I had really big plans for tonight and none of them are going to happen. We were invited to one of those mega block parties where everyone is drunk and some kid is probably being molested by the one husband everyone thinks is kinda weird but nobody says anything which is really stupid because when we were kids, most kids we knew who were molested by a friend's mother's new husband were molested at a block party where all the parents where drunk or stoned or flirting with each other. Anyway, my husband said he'd go because he's really nice, he loves parties and he loves being invited to them. See, opposites do attract.
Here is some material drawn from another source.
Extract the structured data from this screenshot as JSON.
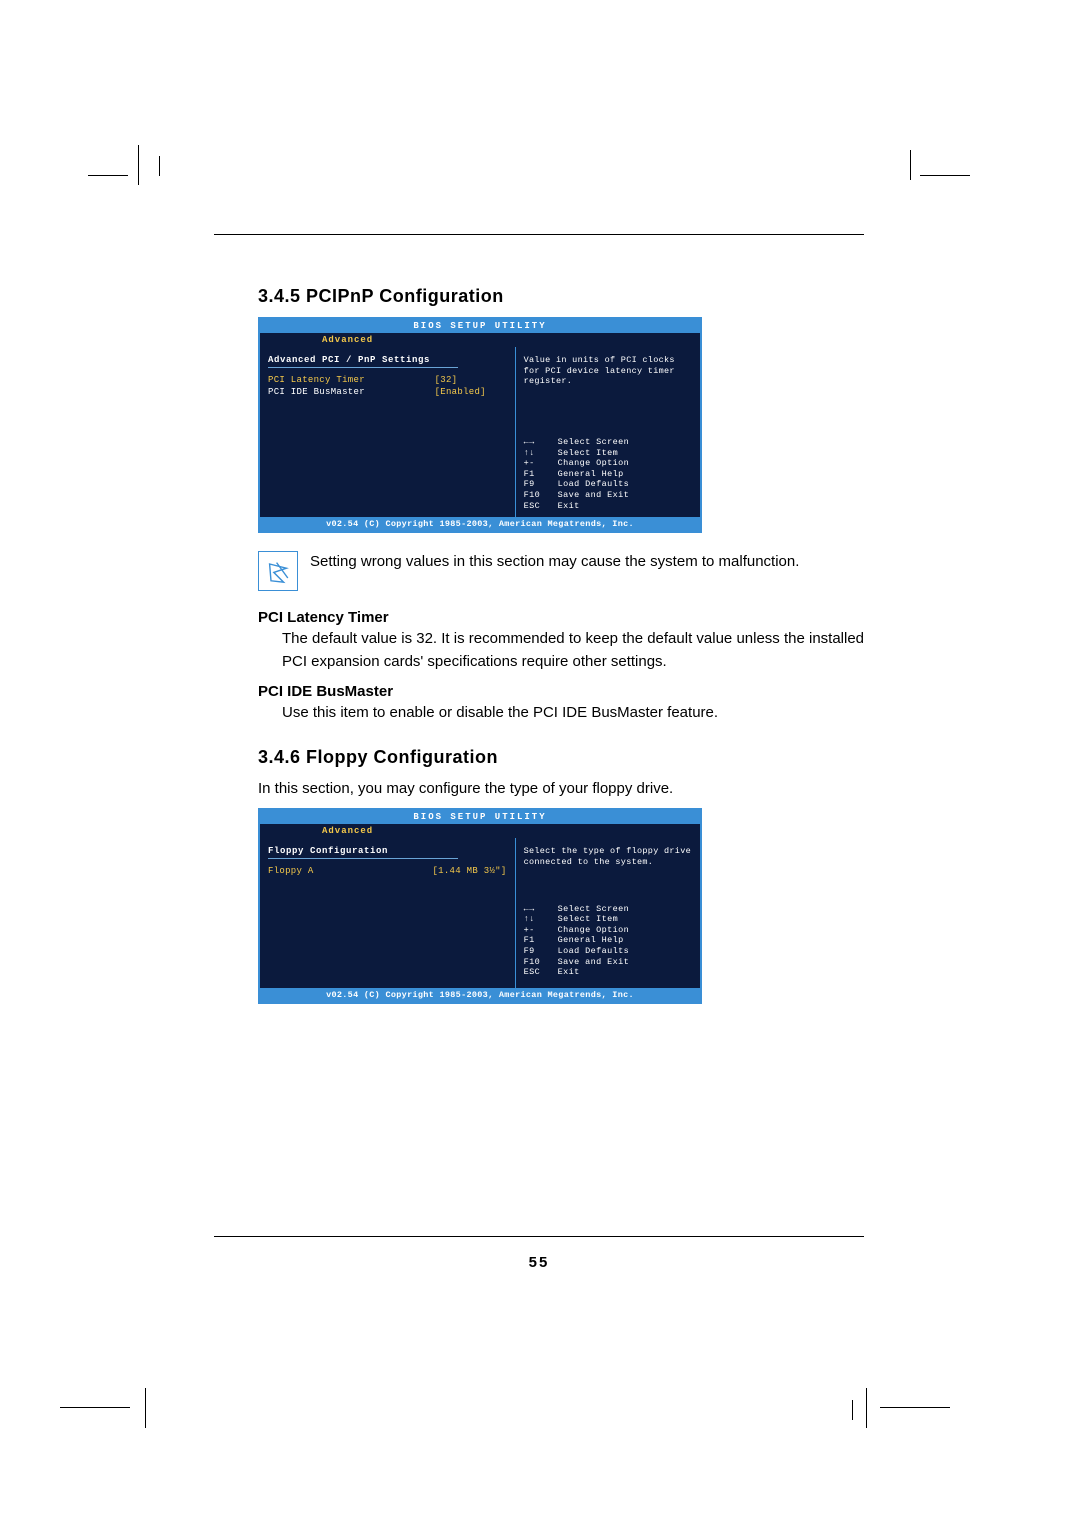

I was practically shoving him out the door to go so I could color my hair, clean out the kitchen cupboards, treadmill, and work on some art projects while listening to my new favorite song on repeat for 5 hours while not being interrupted at all.
Leave it to me as I find a way to be
Consider me a satellite, forever orbiting
I knew all the rules, but the rules did not know me
I am in love with Eddie Vedder. I am sure if God had a voice, it would be Eddie Vedder's speaking voice. Did you see the Pearl Jam Storytellers? I wonder if Eddie hears himself speaking and just can't believe that is his own voice.
As I was making the hot artichoke dip for my husband to take to the block party I'd never go to (15 miles away), a freak in a hoodie rang our doorbell. There are two sounds I never respond to: the phone ringing and the doorbell. My husband who never saw that episode of Oprah about never answering your door, answered the door. Hoodie guy started by saying, I'm not here to rob you but I'll get to my story... and my husband said, I'm not interested in whatever you're selling, and shut the door. Who goes door-to-door selling stuff in the dark on NEW YEAR'S EVE? I am sure hoodie guy was casing the joint to rob us blind. Of course he was! Whenever anyone says I'm not here to rob you, it means they are. Just like when people start by saying, to be honest with you, it means they are about to lie. And to be extra clear, if you've received an email from me that starts with I'M NOT STALKING YOU, I really am not stalking you. I'm just enthusiastic. My husband went back outside to see if he saw the weirdo and decided it was safe for him to leave his little wife home alone because he didn't see anyone out there. I pointed out that it's hard to see freaks hiding in bushes. Whatever. So, he went to the party and instead of me doing my big plans, I am sitting here in a house with every light on while listening to weird noises. WTF? I feel like Inspector Clouseau, every time I enter a room I enter in karate chop stance.
2008 is just a few hours away, PST. We don't make New Year resolutions because they way we look at it, every new minute begins a new year. Every new minute is a chance for us to live. Every new minute is a chance for us to practice what we preach and be compassionate with ourselves and with others when we (or they) slip. We're still practicing.
Happy New Year! Thanks so much for reading our blog, buying our books and art, and for being funny and supportive and encouraging when we need it! We're so happy to know YOU.